Dad was always the tree picker where mom was the mellon picker if you want to call a pumpkin a mellon. There is a big difference between the Christmas tree hunt and picking a pumpkin. Dad was the only one who had input about the tree. He wasted little time in his selection, usually picking the same kind of tree his friends picked and he was done with it. Mom on the other hand took her time with mellons of all kinds. I do not remember picking many pumpkins, but watermelon, I was a hell of a thumper. She would let me thump till she was finished talking to the other women in the store then she would always say " it's time to go, put that mellon in the basket ".
As a kid I wondered how the custom of carving pumpkins started, why didn't we carve watermelons instead of pumpkins? I watched lots of Peanuts Halloween specials where Linus sat among the pumpkins waiting for the Great Pumpkin that never came, but I could never figure out why people carved Jack O Lanterns. While growing up our house didn't have much of a tradition with pumpkins even on the one day of the year other people had pumpkins on their porch. If mom had set a pumpkin on our porch the pumpkin would have had a smile face. After all what kind of a person would be scared of a pumpkin ever if it had a scary face on it! Mom always knew best. She knew if we were to carve a Jack O lantern she would have to give us knives and she was not about to do that. The next thing we wanted to do was put a candle in the Jack O Lantern and that involved matches, those were out of the question. She was not about to let us burn down the house.

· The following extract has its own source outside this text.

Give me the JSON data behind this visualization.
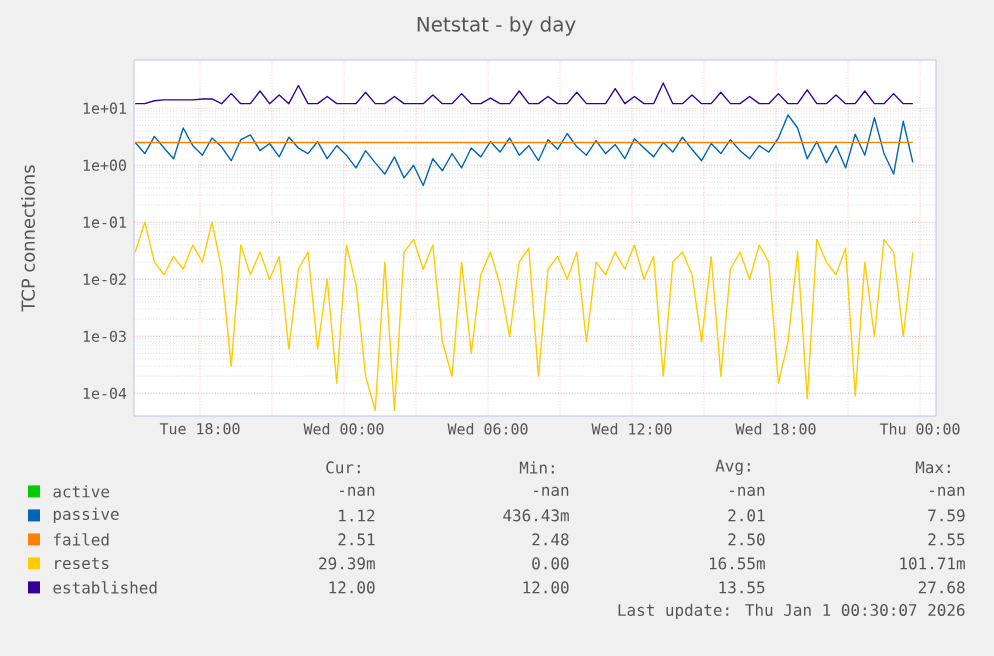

The tree business along with the pumpkin business is just one big racket. When the holiday is over out goes the tree or pumpkin and both make a mess. I have never met anyone who likes pumpkin pie and the only way to get rid of a Christmas tree is to give it to a South Austin good old boy who thinks if he sinks it in a body of water, he can go back the next year and catch a five pound bass, good luck!
Oh well, its really about the hunt not what you catch, the thrill of it all. Maybe in a couple of weeks I'll write about picking the perfect Turkey. I do have some experience in that field and I am a little bit of Turkey myself.